O halde mahkemece yapılması gereken iş, mimar bilirkişiden ek rapor alınarak davalının itirazına konu 16.06.2010 gün ve 139404 nolu 27.333,52 TL bedelli fatura ile 16.06.2010 gün ve 139405 nolu 100.763,15 TL tutarlı faturaların işin yapıldığı tarihteki piyasa fiyatlarına göre denetimini yaptırmak ve bedelini hesaplatmak, bunun sonucunda davacının mükerrer olduğunu kabul ettiği 25.03.2010 gün ve 802810 nolu 5.900,00 TL tutarlı fatura ayrık tutularak davacının toplam iş bedelinden alacağını bulmak, ihtilâfsız ödeme tutarı 29.000,00 TL ile itiraz edilmeyen 11.519,76 TL"nin mahsubuyla davacının kalan alacak miktarı üzerinden davayı kabul etmek, takibe konu alacak yargılama sonucu ve bilirkişi incelemesiyle belirlendiğinden likid alacağın bulunmadığı ve davalının da itirazında bu nedenle haksız kabul edilemeyeceği gözetilerek davacının inkâr tazminatı isteminin reddine karar vermekten ibarettir. Bu hususlar üzerinde durulmadan eksik incelemeyle verilen karar usul ve yasaya aykırı olmuş, bozulması uygun bulunmuştur.

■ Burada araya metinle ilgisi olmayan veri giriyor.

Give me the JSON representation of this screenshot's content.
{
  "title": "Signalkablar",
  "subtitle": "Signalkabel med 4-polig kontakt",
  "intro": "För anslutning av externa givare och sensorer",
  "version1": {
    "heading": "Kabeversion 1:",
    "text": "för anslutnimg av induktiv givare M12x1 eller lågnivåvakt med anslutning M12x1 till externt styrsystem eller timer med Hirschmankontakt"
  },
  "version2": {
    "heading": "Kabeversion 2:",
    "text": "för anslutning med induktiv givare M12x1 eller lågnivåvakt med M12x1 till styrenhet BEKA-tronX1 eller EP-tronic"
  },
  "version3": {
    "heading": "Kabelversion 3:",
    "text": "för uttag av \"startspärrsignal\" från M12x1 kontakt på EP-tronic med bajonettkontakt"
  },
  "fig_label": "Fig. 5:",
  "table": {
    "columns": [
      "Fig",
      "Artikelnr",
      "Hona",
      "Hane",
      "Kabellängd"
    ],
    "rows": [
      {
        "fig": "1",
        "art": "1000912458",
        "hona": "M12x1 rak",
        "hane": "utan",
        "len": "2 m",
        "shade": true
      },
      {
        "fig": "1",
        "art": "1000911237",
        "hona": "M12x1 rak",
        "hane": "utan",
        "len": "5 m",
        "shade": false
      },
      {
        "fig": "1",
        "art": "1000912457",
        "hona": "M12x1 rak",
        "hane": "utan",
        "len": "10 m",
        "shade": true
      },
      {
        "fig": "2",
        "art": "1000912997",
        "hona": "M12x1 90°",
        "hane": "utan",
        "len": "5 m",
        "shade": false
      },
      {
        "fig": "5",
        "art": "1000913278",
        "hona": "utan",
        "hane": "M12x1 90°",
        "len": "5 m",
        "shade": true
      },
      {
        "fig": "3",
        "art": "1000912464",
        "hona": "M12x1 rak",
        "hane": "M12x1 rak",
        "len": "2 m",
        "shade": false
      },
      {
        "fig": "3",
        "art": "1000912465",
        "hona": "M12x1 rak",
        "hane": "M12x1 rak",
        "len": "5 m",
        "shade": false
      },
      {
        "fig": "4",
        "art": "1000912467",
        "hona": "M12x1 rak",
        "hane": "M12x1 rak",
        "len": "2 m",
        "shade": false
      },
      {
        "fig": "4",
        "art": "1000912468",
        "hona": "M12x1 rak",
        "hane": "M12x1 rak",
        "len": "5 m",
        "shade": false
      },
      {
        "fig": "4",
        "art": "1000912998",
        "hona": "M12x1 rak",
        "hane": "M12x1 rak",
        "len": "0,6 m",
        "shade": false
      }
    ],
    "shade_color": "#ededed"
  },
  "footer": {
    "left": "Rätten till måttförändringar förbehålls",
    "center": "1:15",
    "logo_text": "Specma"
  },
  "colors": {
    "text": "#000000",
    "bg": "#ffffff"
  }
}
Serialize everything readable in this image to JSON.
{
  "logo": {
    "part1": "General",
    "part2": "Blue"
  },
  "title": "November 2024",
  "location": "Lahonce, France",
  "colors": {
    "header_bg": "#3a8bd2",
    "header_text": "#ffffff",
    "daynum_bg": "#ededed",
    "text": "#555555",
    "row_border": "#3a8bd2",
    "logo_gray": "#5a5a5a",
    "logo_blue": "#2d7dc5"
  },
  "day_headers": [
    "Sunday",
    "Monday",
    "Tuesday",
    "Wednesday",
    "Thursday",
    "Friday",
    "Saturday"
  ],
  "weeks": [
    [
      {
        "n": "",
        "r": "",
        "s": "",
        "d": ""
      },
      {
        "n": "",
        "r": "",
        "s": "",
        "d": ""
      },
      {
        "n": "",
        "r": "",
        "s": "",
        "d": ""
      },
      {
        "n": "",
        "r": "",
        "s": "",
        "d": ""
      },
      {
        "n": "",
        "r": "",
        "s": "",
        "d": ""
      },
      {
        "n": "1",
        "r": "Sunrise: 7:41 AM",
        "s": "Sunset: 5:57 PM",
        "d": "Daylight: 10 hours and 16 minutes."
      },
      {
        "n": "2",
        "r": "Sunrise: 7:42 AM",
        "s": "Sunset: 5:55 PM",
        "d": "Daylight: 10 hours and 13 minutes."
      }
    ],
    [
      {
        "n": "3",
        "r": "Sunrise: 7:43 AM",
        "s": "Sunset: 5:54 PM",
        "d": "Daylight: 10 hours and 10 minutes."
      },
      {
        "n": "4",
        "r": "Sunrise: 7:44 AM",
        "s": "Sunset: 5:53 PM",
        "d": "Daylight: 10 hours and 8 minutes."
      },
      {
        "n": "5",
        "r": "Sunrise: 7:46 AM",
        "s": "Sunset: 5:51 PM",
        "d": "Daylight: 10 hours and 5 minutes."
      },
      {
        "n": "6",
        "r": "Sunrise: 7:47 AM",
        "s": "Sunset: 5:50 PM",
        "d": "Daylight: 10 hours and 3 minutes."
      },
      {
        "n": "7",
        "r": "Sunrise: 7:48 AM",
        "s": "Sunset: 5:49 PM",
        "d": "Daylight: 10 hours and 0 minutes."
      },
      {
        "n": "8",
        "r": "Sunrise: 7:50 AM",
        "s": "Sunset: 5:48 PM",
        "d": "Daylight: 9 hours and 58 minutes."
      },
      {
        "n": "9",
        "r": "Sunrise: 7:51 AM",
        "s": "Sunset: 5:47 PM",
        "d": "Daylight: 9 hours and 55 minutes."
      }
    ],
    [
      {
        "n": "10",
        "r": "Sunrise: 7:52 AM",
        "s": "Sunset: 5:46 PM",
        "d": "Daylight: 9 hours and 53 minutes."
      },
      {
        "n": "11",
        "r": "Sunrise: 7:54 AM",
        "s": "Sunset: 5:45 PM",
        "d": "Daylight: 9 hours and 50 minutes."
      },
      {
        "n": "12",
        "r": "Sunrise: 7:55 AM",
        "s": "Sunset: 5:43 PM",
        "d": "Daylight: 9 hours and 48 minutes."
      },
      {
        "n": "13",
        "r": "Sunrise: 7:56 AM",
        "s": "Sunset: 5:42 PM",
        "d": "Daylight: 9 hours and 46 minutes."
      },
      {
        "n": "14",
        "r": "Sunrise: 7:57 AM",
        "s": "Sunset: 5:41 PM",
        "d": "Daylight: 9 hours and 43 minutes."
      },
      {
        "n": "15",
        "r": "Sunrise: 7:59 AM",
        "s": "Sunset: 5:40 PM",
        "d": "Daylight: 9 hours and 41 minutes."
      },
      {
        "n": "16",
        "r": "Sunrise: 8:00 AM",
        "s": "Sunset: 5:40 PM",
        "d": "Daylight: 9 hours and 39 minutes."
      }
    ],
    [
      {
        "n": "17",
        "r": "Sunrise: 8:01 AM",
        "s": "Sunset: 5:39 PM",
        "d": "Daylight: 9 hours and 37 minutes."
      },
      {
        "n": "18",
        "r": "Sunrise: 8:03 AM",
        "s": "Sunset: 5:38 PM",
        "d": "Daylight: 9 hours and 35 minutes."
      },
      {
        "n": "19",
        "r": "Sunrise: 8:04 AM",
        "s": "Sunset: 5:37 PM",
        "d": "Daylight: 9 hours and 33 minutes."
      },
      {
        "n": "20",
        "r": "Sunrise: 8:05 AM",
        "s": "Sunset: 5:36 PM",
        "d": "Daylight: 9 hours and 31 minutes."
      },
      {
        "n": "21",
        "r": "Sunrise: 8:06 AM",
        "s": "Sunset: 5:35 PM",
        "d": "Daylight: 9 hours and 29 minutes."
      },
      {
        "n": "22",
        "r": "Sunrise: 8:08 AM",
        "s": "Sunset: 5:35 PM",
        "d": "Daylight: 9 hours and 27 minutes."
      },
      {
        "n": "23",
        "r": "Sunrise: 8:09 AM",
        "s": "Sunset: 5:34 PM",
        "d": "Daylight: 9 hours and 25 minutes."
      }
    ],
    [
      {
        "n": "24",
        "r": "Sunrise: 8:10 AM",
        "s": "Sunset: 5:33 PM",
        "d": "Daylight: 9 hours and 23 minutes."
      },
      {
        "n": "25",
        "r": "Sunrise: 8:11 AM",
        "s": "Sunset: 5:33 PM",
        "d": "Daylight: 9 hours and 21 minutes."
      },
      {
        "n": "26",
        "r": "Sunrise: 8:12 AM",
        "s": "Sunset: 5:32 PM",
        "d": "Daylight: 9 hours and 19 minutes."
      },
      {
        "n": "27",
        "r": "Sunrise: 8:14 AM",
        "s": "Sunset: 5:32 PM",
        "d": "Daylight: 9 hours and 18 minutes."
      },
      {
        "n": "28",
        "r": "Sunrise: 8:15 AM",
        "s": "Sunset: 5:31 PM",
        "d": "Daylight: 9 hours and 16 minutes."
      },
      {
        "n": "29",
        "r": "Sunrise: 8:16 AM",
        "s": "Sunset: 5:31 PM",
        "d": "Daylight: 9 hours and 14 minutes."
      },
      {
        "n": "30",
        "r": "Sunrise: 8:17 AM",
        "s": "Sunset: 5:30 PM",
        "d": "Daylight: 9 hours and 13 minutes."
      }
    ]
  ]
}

SONUÇ: Yukarıda açıklanan nedenlerle tarafların temyiz itirazlarının kabulüyle hükmün taraflar yararına BOZULMASINA, 1.100,00"er TL duruşma vekâlet ücretinin taraflardan karşılıklı alınarak Yargıtay duruşmasında vekille temsil olunan diğer tarafa verilmesine, ödediği temyiz peşin harcının istek halinde temyiz eden davacıya, fazla alınan temyiz peşin harcının istek halinde temyiz eden davalıya geri verilmesine, karara karşı tebliğ tarihinden itibaren 15 gün içinde karar düzeltme isteminde bulunulabileceğine 09.04.2015 gününde oybirliğiyle karar verildi.